Copy

Directory Copy

  • cp:

    $ cp -a fromdir todir

    -a, --archive: same as -dR --preserve=all.

  • cpio:

    $ cd fromdir
    $ find . | cpio -pdumv todir
  • tar:

    $ cd fromdir; tar cf - . | (cd todir; tar xfp -)

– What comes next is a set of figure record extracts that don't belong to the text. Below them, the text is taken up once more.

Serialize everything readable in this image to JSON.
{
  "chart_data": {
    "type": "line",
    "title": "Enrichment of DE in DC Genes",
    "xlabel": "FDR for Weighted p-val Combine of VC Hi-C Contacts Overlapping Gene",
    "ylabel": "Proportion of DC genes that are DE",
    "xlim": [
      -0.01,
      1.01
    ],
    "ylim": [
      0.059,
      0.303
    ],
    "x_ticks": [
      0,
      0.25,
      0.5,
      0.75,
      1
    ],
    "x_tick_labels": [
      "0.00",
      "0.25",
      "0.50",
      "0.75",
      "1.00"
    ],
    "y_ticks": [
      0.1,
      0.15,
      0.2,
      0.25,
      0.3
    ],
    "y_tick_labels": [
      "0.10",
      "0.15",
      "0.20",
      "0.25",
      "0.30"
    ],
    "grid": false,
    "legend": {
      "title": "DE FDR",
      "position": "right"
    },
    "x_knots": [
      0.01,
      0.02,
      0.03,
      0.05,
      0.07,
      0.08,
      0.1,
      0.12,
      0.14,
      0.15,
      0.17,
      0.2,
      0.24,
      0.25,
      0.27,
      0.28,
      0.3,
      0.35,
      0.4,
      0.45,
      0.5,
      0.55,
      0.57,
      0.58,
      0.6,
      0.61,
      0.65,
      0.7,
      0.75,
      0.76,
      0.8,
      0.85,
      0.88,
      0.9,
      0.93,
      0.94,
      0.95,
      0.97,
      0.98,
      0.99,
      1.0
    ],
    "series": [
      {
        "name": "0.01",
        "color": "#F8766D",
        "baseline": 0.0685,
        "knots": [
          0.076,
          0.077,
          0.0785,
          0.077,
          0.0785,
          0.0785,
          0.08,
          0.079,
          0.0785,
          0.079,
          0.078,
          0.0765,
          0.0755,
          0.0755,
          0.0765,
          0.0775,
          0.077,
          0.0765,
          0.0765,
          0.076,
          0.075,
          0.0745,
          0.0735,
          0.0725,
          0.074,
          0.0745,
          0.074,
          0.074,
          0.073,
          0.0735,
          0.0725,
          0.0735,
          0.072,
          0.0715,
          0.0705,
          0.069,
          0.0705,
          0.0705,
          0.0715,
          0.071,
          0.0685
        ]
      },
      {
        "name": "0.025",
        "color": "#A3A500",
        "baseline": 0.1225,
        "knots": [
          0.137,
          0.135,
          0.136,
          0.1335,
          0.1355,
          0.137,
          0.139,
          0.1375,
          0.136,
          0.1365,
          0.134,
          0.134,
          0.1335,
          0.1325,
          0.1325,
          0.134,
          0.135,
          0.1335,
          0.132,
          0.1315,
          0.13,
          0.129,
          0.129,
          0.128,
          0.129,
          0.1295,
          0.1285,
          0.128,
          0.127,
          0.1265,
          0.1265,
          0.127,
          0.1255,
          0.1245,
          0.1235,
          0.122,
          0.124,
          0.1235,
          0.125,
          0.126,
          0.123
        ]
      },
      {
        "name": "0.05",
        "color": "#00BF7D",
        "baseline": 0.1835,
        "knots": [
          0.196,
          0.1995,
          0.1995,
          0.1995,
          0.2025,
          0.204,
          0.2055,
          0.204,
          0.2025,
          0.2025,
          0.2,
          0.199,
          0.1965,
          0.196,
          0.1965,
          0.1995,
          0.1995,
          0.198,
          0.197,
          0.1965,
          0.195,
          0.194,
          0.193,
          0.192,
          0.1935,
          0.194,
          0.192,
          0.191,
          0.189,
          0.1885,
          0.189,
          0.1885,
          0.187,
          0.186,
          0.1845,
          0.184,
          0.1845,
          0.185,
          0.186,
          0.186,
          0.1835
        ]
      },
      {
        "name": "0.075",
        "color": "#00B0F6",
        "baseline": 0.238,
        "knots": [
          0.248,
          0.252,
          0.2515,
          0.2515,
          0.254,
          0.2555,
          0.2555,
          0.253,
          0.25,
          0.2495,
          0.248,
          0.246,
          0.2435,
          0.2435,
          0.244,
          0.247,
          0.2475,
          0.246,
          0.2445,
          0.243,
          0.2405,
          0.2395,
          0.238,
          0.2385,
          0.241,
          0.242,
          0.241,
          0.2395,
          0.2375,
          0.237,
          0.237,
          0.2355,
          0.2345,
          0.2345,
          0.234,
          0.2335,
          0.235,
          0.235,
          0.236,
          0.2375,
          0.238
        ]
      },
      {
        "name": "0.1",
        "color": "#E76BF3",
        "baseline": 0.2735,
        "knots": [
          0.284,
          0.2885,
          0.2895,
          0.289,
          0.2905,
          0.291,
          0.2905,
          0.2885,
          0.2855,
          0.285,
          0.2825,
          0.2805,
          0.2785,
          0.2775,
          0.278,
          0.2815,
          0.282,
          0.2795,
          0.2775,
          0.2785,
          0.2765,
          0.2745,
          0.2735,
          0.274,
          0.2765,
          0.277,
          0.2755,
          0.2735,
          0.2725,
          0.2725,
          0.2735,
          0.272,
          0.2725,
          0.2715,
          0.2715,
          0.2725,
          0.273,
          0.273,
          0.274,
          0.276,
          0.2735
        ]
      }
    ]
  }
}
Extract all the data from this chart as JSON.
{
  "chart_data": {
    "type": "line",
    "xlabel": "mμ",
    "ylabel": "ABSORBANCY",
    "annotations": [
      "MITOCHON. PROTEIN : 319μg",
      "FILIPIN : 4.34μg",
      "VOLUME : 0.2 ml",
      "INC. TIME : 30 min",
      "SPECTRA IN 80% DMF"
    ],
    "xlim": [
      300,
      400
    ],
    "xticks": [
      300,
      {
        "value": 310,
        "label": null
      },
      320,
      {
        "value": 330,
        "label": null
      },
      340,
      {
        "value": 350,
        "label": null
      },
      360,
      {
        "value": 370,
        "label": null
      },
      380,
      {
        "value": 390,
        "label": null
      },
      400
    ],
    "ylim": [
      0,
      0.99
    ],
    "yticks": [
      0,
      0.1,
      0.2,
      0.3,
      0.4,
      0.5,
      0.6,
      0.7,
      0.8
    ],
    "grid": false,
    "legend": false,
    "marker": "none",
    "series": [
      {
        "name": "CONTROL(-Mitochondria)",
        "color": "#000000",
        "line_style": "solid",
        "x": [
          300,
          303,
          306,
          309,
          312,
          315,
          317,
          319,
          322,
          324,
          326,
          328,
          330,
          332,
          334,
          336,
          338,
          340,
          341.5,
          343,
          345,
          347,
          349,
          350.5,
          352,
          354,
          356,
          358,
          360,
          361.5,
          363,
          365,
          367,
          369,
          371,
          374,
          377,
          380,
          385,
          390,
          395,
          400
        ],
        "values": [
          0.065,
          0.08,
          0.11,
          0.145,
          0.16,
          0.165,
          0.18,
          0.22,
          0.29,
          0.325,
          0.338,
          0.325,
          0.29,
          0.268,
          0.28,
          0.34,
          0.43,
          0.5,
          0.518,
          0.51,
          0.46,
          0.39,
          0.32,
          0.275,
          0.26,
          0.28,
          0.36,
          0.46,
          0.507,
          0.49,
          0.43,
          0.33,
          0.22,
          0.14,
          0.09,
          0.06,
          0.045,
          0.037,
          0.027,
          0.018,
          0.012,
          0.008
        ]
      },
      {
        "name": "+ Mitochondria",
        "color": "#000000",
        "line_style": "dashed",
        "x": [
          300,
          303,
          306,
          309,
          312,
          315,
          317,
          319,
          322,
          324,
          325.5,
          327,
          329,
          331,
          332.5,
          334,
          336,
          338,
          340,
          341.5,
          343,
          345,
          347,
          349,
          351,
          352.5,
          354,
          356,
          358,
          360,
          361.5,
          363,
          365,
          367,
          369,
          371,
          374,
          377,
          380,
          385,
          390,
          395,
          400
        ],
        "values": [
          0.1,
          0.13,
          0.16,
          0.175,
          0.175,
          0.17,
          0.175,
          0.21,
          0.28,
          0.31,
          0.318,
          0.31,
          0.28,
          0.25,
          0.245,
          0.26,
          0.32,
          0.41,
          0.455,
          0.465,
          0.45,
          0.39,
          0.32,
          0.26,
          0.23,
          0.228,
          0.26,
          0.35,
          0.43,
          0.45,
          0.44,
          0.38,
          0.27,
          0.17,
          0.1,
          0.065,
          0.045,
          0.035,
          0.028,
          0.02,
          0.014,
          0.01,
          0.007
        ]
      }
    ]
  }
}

    tar with compression and ssh tunnel:

    $ tar cvf - fromdir | gzip -9c | ssh user@host 'cd todir; gzip -cd | tar xpf -'

File Copy

  • dd and aiocp performance compare:

    # time dd if=/dev/zero of=/dev/sda3 bs=1M count=30k oflag=direct
    30720+0 records in
    30720+0 records out
    32212254720 bytes (32 GB) copied, 167.305 seconds, 193 MB/s
    
    real    2m47.320s
    user    0m0.019s
    sys     0m4.176s
    
    # time ./aiocp -s 30G -w -b 1M -n 4 -f DIRECT /dev/sda3
    
    real 1m59.322s
    user 0m0.013s
    sys 0m3.337s

    Why so much faster? Because dd reads 1MB, writes 1MB, waits, reads 1MB, writes 1MB, waits, etc. Even though the read from /dev/zero is basically just a memset in the kernel, it introduces enough latency in the process that the write stream stalls.